1〕 前記ガイド手段としては、磁気テープ以外の種々のガイド手段を適用可能であり、その場合、ガイド手段を検出できるガイド検出手段を適用する。
2〕 前記変更態様に係る偏差演算処理において、各ブロックの1又は複数のホール素子11aの重み付け指数の合計値を求め、その合計値の最大のものだけを対象として、中心位置Pcen を演算するように構成してもよい。但し、この場合の重み付け指数としては、前記のように、16のホール素子11aに、左側から順に、例えば、1,1,2,2,4,4,6,8,10,8,6,4,4,2,2,1のように、中央側のホール素子11aの重みに比較して、両端側のホール素子11aの重みが小さくように、設定するものとする。

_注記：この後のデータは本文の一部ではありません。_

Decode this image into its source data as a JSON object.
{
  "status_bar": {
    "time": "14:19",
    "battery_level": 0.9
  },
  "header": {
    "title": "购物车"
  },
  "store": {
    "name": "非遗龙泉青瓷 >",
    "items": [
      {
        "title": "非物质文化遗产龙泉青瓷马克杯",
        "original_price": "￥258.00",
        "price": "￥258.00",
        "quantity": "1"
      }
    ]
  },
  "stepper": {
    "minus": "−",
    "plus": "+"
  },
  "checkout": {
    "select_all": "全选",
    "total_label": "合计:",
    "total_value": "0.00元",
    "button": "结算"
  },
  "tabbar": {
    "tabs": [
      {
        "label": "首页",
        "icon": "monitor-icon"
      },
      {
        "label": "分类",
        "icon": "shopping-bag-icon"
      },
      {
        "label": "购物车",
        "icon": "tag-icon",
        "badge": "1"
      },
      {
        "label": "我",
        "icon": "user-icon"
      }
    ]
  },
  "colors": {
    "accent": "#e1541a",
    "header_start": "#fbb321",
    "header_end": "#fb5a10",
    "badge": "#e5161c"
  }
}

【0051】3〕 前記実施例においては、駆動用電動モータ7a,7bに対するブレーキ制御については説明を省略したが、マップM2により補正係数αが0になるような場合には、それに対応する駆動用モータについて、図8の前進用スイッチ30a,30b及び後退用スイッチ31a,31bをOFFとし、ブレーキ用スイッチ33をONに切換えることでブレーキ作用を発揮させるように構成してもよい。
【図面の簡単な説明】
【図1】本発明の実施例に係る無人搬送車の横断平面図である。
【図2】図1の無人搬送車の側面図である。
【図3】第1センサの構成説明図である。
【図4】番地板の構成説明図である。
【図5】第2センサの構成説明図である。
【図6】制御系の構成を示すブロック図である。
【図7】番地テーブルの内容説明用の図表である。
【図8】駆動回路に含まれる電気回路の回路である。
【図9】駆動輪速基本値V0を設定したマップM1の線図である。
【図10】第1センサと磁気テープと偏差Δ等を説明した説明図である。
【図11】補正係数αを設定したマップM2の線図である。
【図12】マップM2を変更したマップM3の線図である。
【図13】駆動輪速制御のルーチンのフローチャートである。
【図14】偏差演算処理のサブルーチンのフローチャートの一部である。
【図15】偏差演算処理のサブルーチンのフローチャートの一部である。
【図16】偏差演算処理のサブルーチンのフローチャートの残部である。
【図17】走行ルートの分岐部における第1センサの作動状態を例示した説明図である。
【図18】ノイズ等の影響が顕れた第1センサの作動状態を例示した説明図である。
【図19】変更態様に係る偏差演算処理のサブルーチンのフローチャートの一部である。
【図20】同変更態様に係る偏差演算処理のサブルーチンのフローチャートの残部である。
【符号の説明】
V 無人搬送車
1 車体
4 制御ユニット
6a,6b 左右の駆動輪
7a,7b 駆動用電動モータ
11 第1センサ(ガイド検知手段)
12 第2センサ
13 磁気テープ(ガイド手段)
14 番地板
【0001】
【産業上の利用分野】本発明は、無人搬送車の制御装置に関し、特に、無人搬送車をガイド手段に沿って誘導する進行方向制御の精度を改善したものに関する。
【0002】
【従来の技術】従来、荷物を搬送する種々の自走式無人搬送車が実用化されており、この種の自走式無人搬送車を誘導するため、複数の走行ルートに沿って導電線や磁気テープや反射テープ等のガイド手段を連続的に設け、無人搬送車にガイド手段を検知する複数の検出素子からなるガイド検知手段を設け、そのガイド検知手段からの検出信号に基いて、無人搬送車の進行方向を制御するのが、一般的である。そして、複数の検出素子のうちの所定の小数の検出素子が常時ガイド手段を検出するように無人搬送車の進行方向を制御する。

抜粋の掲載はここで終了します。